House Appropriations Committee leaders late last week still weren't sure how many amendments to the $52 billion Transportation/Housing and Urban Development funding bill might be taken up under the open floor rule. There could be dozens.

Passage of the bill is anticipated, though last year the 2014 version of the so-called THUD bill was pulled from the floor due to lack of support. Later in the week, the House is to take up the $20.9 billion Agriculture funding bill.

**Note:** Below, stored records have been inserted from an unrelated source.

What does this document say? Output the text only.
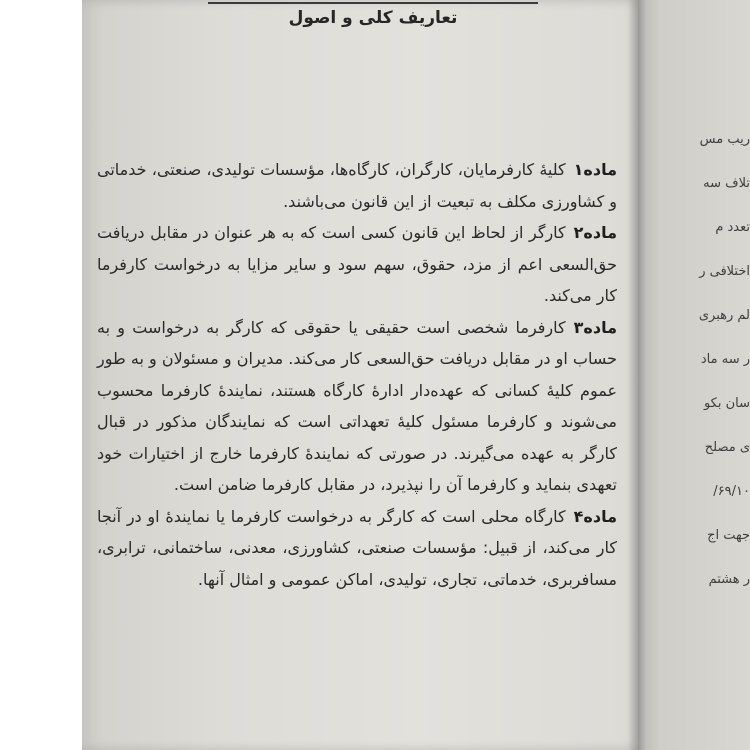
تعاریف کلی و اصول

ماده۱کلیهٔ کارفرمایان، کارگران، کارگاه‌ها، مؤسسات تولیدی، صنعتی، خدماتی و کشاورزی مکلف به تبعیت از این قانون می‌باشند.

ماده۲کارگر از لحاظ این قانون کسی است که به هر عنوان در مقابل دریافت حق‌السعی اعم از مزد، حقوق، سهم سود و سایر مزایا به درخواست کارفرما کار می‌کند.

ماده۳کارفرما شخصی است حقیقی یا حقوقی که کارگر به درخواست و به حساب او در مقابل دریافت حق‌السعی کار می‌کند. مدیران و مسئولان و به طور عموم کلیهٔ کسانی که عهده‌دار ادارهٔ کارگاه هستند، نمایندهٔ کارفرما محسوب می‌شوند و کارفرما مسئول کلیهٔ تعهداتی است که نمایندگان مذکور در قبال کارگر به عهده می‌گیرند. در صورتی که نمایندهٔ کارفرما خارج از اختیارات خود تعهدی بنماید و کارفرما آن را نپذیرد، در مقابل کارفرما ضامن است.

ماده۴کارگاه محلی است که کارگر به درخواست کارفرما یا نمایندهٔ او در آنجا کار می‌کند، از قبیل: مؤسسات صنعتی، کشاورزی، معدنی، ساختمانی، ترابری، مسافربری، خدماتی، تجاری، تولیدی، اماکن عمومی و امثال آنها.

ریب مس
تلاف سه
تعدد م
اختلافی ر
لم رهبری
ر سه ماد
سان بکو
ی مصلح
۶۹/۱۰/
جهت اج
ر هشتم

That will bring to five the number of annual spending bills finalized in the House, out of 12 that need to be completed for the fiscal year that begins Oct. 1. In addition, the House Appropriations Committee is expected to hold full markups of the Defense and Homeland Security appropriations bills on Tuesday and Wednesday.

The Senate has yet to bring any of its versions of the 12 annual spending bills to the floor, and none are on the floor agenda this week. But appropriators there will continue their markups, taking up what could be the most divisive measure in the Labor/Health and Human Services bill this week. Majority Leader Harry Reid and Appropriations Committee Chairwoman Barbara Mikulski have set aside two weeks later this month and two weeks in July for floor consideration of the spending bills.

But with the summertime recesses ahead, there is reason to doubt that two-chamber agreements on all 12 bills can be reached before Oct. 1. Lawmakers may have to again adopt an omnibus or continuing resolution to keep some government agencies and programs funded until some later date, most likely in a lame-duck session after the Nov. 4 election.


More VA Scrutiny

The agreement announced last week between Sanders and McCain on VA reform would expand veterans' access to private doctors, community health care facilities, and Defense Department medical facilities.

It would seek to provide better accountability at the beleaguered Veterans Affairs Department by allowing for the immediate firing of senior managers, but as a check on that authority there would be an expedited appeals process. The deal also includes money for hiring new medical personnel, and would clear the VA to lease 26 new facilities to expand access to care.

Meanwhile, the House Veterans' Affairs Committee plans to keep pressure on the brewing scandal with a hearing Monday on VA access to health care and records falsification with officials from the VA inspector general's office, the Government Accountability Office, and the VA.

The Senate Foreign Relations Committee's planned Thursday hearing on the implications of a nuclear deal with Iran comes after a bipartisan group of senators had called for stricter sanctions against the Islamic Republic, which Reid ultimately blocked from consideration because of the White House's contrary view of the proposed measures.

On Monday, the Senate Homeland Security and Governmental Affairs Committee will hold a hearing on border security. This comes as the immigration overhaul legislation that passed the Senate remains stalled in the House. Cantor did not include any mention of the bill in a memo Friday on the House's June agenda.